Monday, April 29, 2019

Stoking fear of Chinese scholars and students

The rhetoric about Chinese scholars is dangerous, Frank Wu warns. By broadly assuming that Chinese scholars pose a threat to higher education and the broader society, the U.S.A. has become a baffling, if not a hostile, place. These conditions could drive scholars who would otherwise contribute  their research, teaching, and cultural knowledge away as well as foster a resentment toward the U.S.A. that will be extremely negative over the long haul.

Unfortunately, the FBI continues to urge U.S.A. higher education to watch what is happening in theft of intellectual property by China. In remarks to the Council on Foreign Relations, FBI Director Christopher Wray remarked that, "China has pioneered a societal approach to stealing innovation in any way it can from a wide array of businesses, universities, and organizations," and "They're doing it through Chinese intelligence services, through state-owned enterprises, through ostensibly private companies, through graduate students and researchers, through a variety of acts, all working on behalf of China." Specific examples of theft of intellectual property include a faculty member who worked at Emory University and another is from Harvard University where cancer research findings were presumed stolen by a Chinese medical student.

In another protectionist move, Republicans in the U.S.A. Congress have proposed to deny visas to all students and scholars who have Chinese military ties.
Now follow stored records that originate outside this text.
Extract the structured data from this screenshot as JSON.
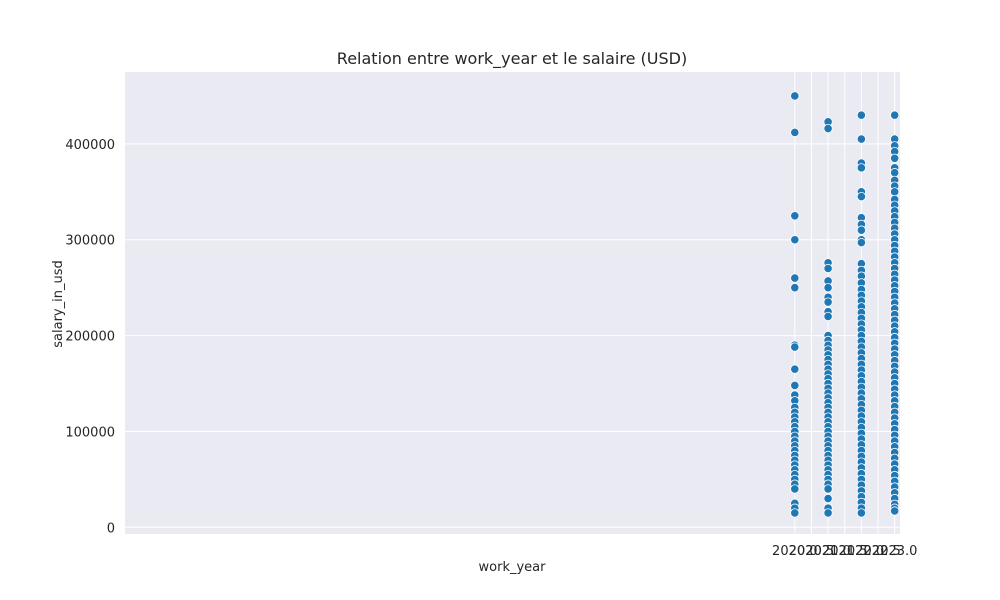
{
  "chart_data": {
    "type": "scatter",
    "title": "Relation entre work_year et le salaire (USD)",
    "xlabel": "work_year",
    "ylabel": "salary_in_usd",
    "xlim": [
      1999.88,
      2023.16
    ],
    "ylim": [
      -7000,
      475000
    ],
    "x_ticks": [
      2020.0,
      2020.5,
      2021.0,
      2021.5,
      2022.0,
      2022.5,
      2023.0
    ],
    "x_tick_labels": [
      "2020.0",
      "2020.5",
      "2021.0",
      "2021.5",
      "2022.0",
      "2022.5",
      "2023.0"
    ],
    "y_ticks": [
      0,
      100000,
      200000,
      300000,
      400000
    ],
    "y_tick_labels": [
      "0",
      "100000",
      "200000",
      "300000",
      "400000"
    ],
    "grid": true,
    "background_color": "#eaeaf2",
    "point_color": "#1f77b4",
    "series": [
      {
        "x_value": 2020,
        "salaries": [
          450000,
          412000,
          325000,
          300000,
          260000,
          250000,
          190000,
          188000,
          165000,
          148000,
          138000,
          132000,
          125000,
          120000,
          115000,
          110000,
          105000,
          100000,
          95000,
          90000,
          85000,
          80000,
          75000,
          70000,
          65000,
          60000,
          55000,
          50000,
          45000,
          40000,
          25000,
          20000,
          15000
        ]
      },
      {
        "x_value": 2021,
        "salaries": [
          423000,
          416000,
          276000,
          270000,
          257000,
          250000,
          240000,
          235000,
          225000,
          220000,
          200000,
          195000,
          190000,
          185000,
          180000,
          175000,
          170000,
          165000,
          160000,
          155000,
          150000,
          145000,
          140000,
          135000,
          130000,
          125000,
          120000,
          115000,
          110000,
          105000,
          100000,
          95000,
          90000,
          85000,
          80000,
          75000,
          70000,
          65000,
          60000,
          55000,
          50000,
          45000,
          40000,
          30000,
          20000,
          15000
        ]
      },
      {
        "x_value": 2022,
        "salaries": [
          430000,
          405000,
          380000,
          375000,
          350000,
          345000,
          323000,
          316000,
          310000,
          300000,
          297000,
          275000,
          268000,
          262000,
          255000,
          248000,
          242000,
          236000,
          230000,
          224000,
          218000,
          212000,
          206000,
          200000,
          194000,
          188000,
          182000,
          176000,
          170000,
          164000,
          158000,
          152000,
          146000,
          140000,
          134000,
          128000,
          122000,
          116000,
          110000,
          104000,
          98000,
          92000,
          86000,
          80000,
          74000,
          68000,
          62000,
          56000,
          50000,
          44000,
          38000,
          32000,
          26000,
          20000,
          15000
        ]
      },
      {
        "x_value": 2023,
        "salaries": [
          430000,
          405000,
          398000,
          392000,
          385000,
          375000,
          370000,
          362000,
          356000,
          350000,
          342000,
          336000,
          330000,
          324000,
          318000,
          312000,
          306000,
          300000,
          294000,
          288000,
          282000,
          276000,
          270000,
          264000,
          258000,
          252000,
          246000,
          240000,
          234000,
          228000,
          222000,
          216000,
          210000,
          204000,
          198000,
          192000,
          186000,
          180000,
          174000,
          168000,
          162000,
          156000,
          150000,
          144000,
          138000,
          132000,
          126000,
          120000,
          114000,
          108000,
          102000,
          96000,
          90000,
          84000,
          78000,
          72000,
          66000,
          60000,
          54000,
          48000,
          42000,
          36000,
          30000,
          24000,
          20000,
          17000
        ]
      }
    ]
  }
}
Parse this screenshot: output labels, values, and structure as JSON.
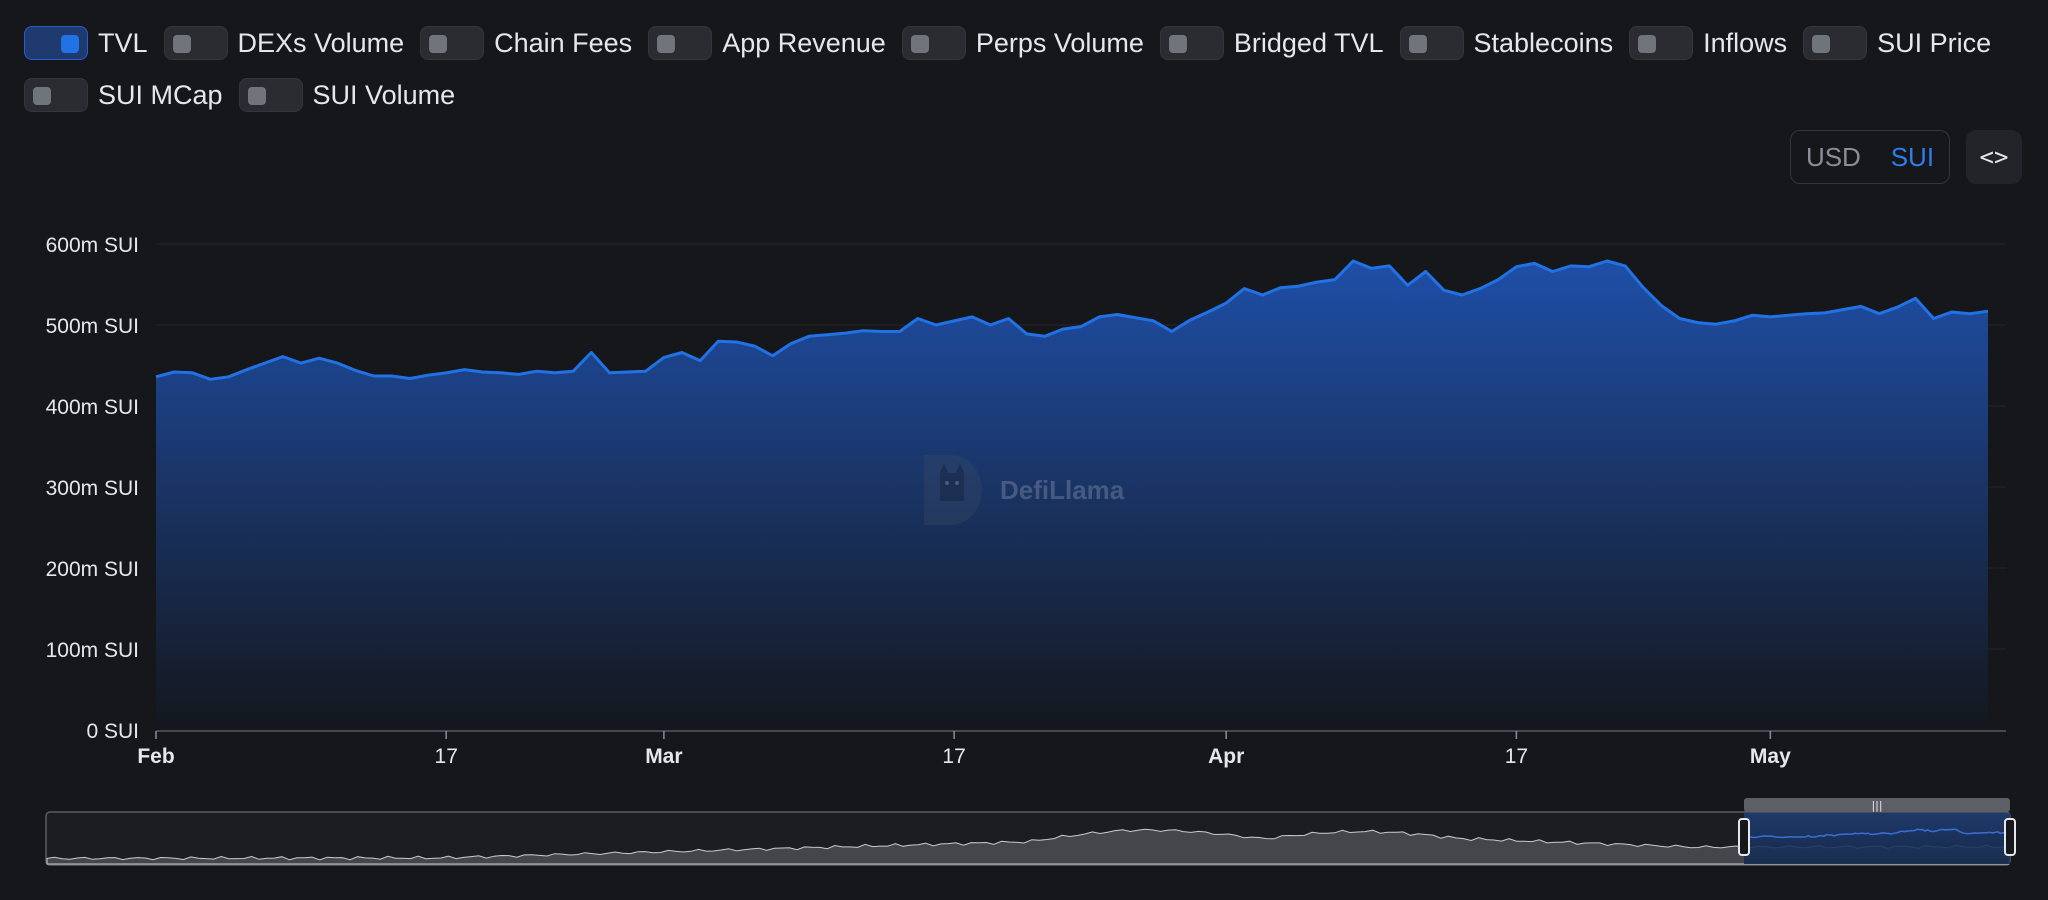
{
  "toggles": [
    {
      "label": "TVL",
      "on": true
    },
    {
      "label": "DEXs Volume",
      "on": false
    },
    {
      "label": "Chain Fees",
      "on": false
    },
    {
      "label": "App Revenue",
      "on": false
    },
    {
      "label": "Perps Volume",
      "on": false
    },
    {
      "label": "Bridged TVL",
      "on": false
    },
    {
      "label": "Stablecoins",
      "on": false
    },
    {
      "label": "Inflows",
      "on": false
    },
    {
      "label": "SUI Price",
      "on": false
    },
    {
      "label": "SUI MCap",
      "on": false
    },
    {
      "label": "SUI Volume",
      "on": false
    }
  ],
  "denomination": {
    "usd": "USD",
    "sui": "SUI",
    "active": "SUI"
  },
  "embed_label": "<>",
  "watermark": {
    "text": "DefiLlama",
    "icon": "defillama-logo-icon"
  },
  "colors": {
    "line": "#2172e5",
    "area_top": "#1f4fa8",
    "area_bottom": "#14171d",
    "background": "#16171a"
  },
  "chart_data": {
    "type": "area",
    "title": "",
    "xlabel": "",
    "ylabel": "",
    "ylim": [
      0,
      600
    ],
    "y_unit": "m SUI",
    "y_ticks": [
      "0 SUI",
      "100m SUI",
      "200m SUI",
      "300m SUI",
      "400m SUI",
      "500m SUI",
      "600m SUI"
    ],
    "x_ticks": [
      {
        "label": "Feb",
        "bold": true,
        "index": 0
      },
      {
        "label": "17",
        "bold": false,
        "index": 16
      },
      {
        "label": "Mar",
        "bold": true,
        "index": 28
      },
      {
        "label": "17",
        "bold": false,
        "index": 44
      },
      {
        "label": "Apr",
        "bold": true,
        "index": 59
      },
      {
        "label": "17",
        "bold": false,
        "index": 75
      },
      {
        "label": "May",
        "bold": true,
        "index": 89
      }
    ],
    "grid": true,
    "legend": "none",
    "series": [
      {
        "name": "TVL",
        "values": [
          436,
          442,
          441,
          433,
          436,
          445,
          453,
          461,
          453,
          459,
          453,
          444,
          437,
          437,
          434,
          438,
          441,
          445,
          442,
          441,
          439,
          443,
          441,
          443,
          466,
          441,
          442,
          443,
          460,
          466,
          456,
          480,
          479,
          474,
          462,
          477,
          486,
          488,
          490,
          493,
          492,
          492,
          508,
          500,
          505,
          510,
          500,
          508,
          489,
          486,
          495,
          498,
          510,
          513,
          509,
          505,
          492,
          506,
          516,
          527,
          545,
          537,
          546,
          548,
          553,
          556,
          579,
          570,
          573,
          549,
          566,
          543,
          537,
          545,
          556,
          572,
          576,
          566,
          573,
          572,
          579,
          573,
          546,
          524,
          508,
          503,
          501,
          505,
          512,
          510,
          512,
          514,
          515,
          519,
          523,
          514,
          522,
          533,
          508,
          516,
          514,
          517
        ]
      }
    ]
  },
  "minimap": {
    "selection": "last segment"
  }
}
U.S. academic groups are now pushing back against the FBI. Pen America, the American Association of University Professors, the Foundation for Individual Rights in Education and 19 other higher education associations came together to publish a statement that included the warning, "Federal agencies need to clarify and specify their concerns, and ensure that their efforts do not trample on individual rights nor on the principle of free and open academic inquiry and exchange."

Liz Reisberg warned that other countries have been vilified in the past and that characterizing all scholars from a particular country seldom leads to fair or positive results. She wrote, "Creating 'monsters' does not serve us well. In the case of China, assuming all Chinese students and scholars who are at universities abroad are government agents does a great injustice to the thousands of talented individuals who have contribute economically and academically to the institutions where they have enrolled.